Но у нее не было сил сопротивляться, и поэтому через несколько секунд вялой борьбы она подчинилась. Ласково ворча, обезьяна неторопливо овладела ею раз и другой, а потом села рядом и стала искать у нее в голове, подтверждая свое расположение добродушным уханьем.

Это продлилось недолго. Послышались невнятные голоса… какое-то громыхание… Обезьяна вскочила, угрожающе рыча. По нервам ударил резкий скрежет.

Дверь распахнулась.

Ева тоже попыталась подняться на ноги — но тело снова ее не послушалось.

Вошедших было двое.

Официант с грохотом поставил клетку на пол. Метрдотель прислонил к стене украшенное куньими хвостами золоченое древко.

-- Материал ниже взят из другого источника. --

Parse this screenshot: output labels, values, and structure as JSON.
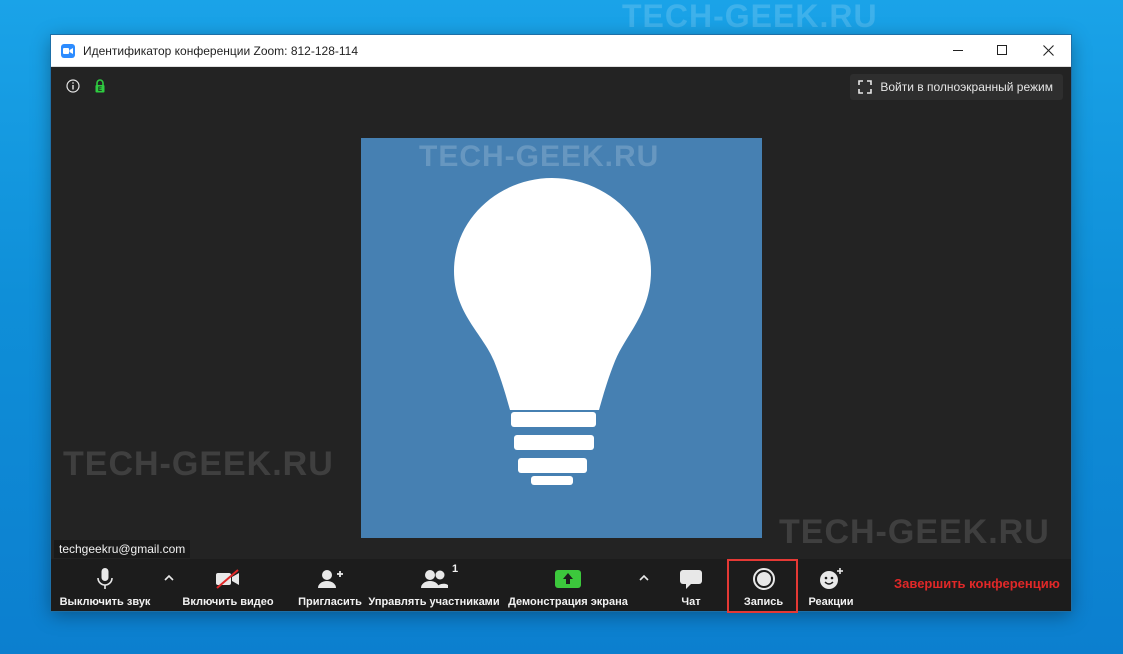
{
  "watermark": "TECH-GEEK.RU",
  "window": {
    "title": "Идентификатор конференции Zoom: 812-128-114",
    "controls": {
      "minimize": "─",
      "maximize": "☐",
      "close": "✕"
    }
  },
  "meeting": {
    "fullscreen_label": "Войти в полноэкранный режим",
    "participant_name": "techgeekru@gmail.com",
    "tile_color": "#4680b2"
  },
  "toolbar": {
    "audio_label": "Выключить звук",
    "video_label": "Включить видео",
    "invite_label": "Пригласить",
    "participants_label": "Управлять участниками",
    "participants_count": "1",
    "share_label": "Демонстрация экрана",
    "chat_label": "Чат",
    "record_label": "Запись",
    "reactions_label": "Реакции",
    "end_label": "Завершить конференцию"
  },
  "colors": {
    "accent_share": "#3cc83c",
    "end_red": "#e02828",
    "highlight_box": "#e53935",
    "secure_green": "#2ecc40"
  }
}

Ева с ужасом смотрела то на одного, то на другого.

Обезьяна прыгнула в дальний от них угол и сжалась там, рыча и скалясь.

— Хуа? — спросил официант.

— Хардациг, — ответил метрдотель, пожав плечами.

— Хуа прициг?

— Прициг нут, — сказал метрдотель и безразлично махнул рукой в сторону Евы.

Официант наклонился и просунул ладонь под ее плечи.

— Цигуа анциг, — заметил метрдотель.

Когда они затолкали безвольное тело в клетку, официант прижал голову Евы к круглому отверстию и, сморщившись от усилия, чем-то щелкнул. Одна полукруглая железка жестко схватила подбородок, вторая — затылок. Ей показалось, что голова вот-вот расколется. Облегчить страдание можно было лишь одним способом, заранее обреченным на неудачу: изо всех сил заталкивать темя как можно глубже в эту проклятую дыру.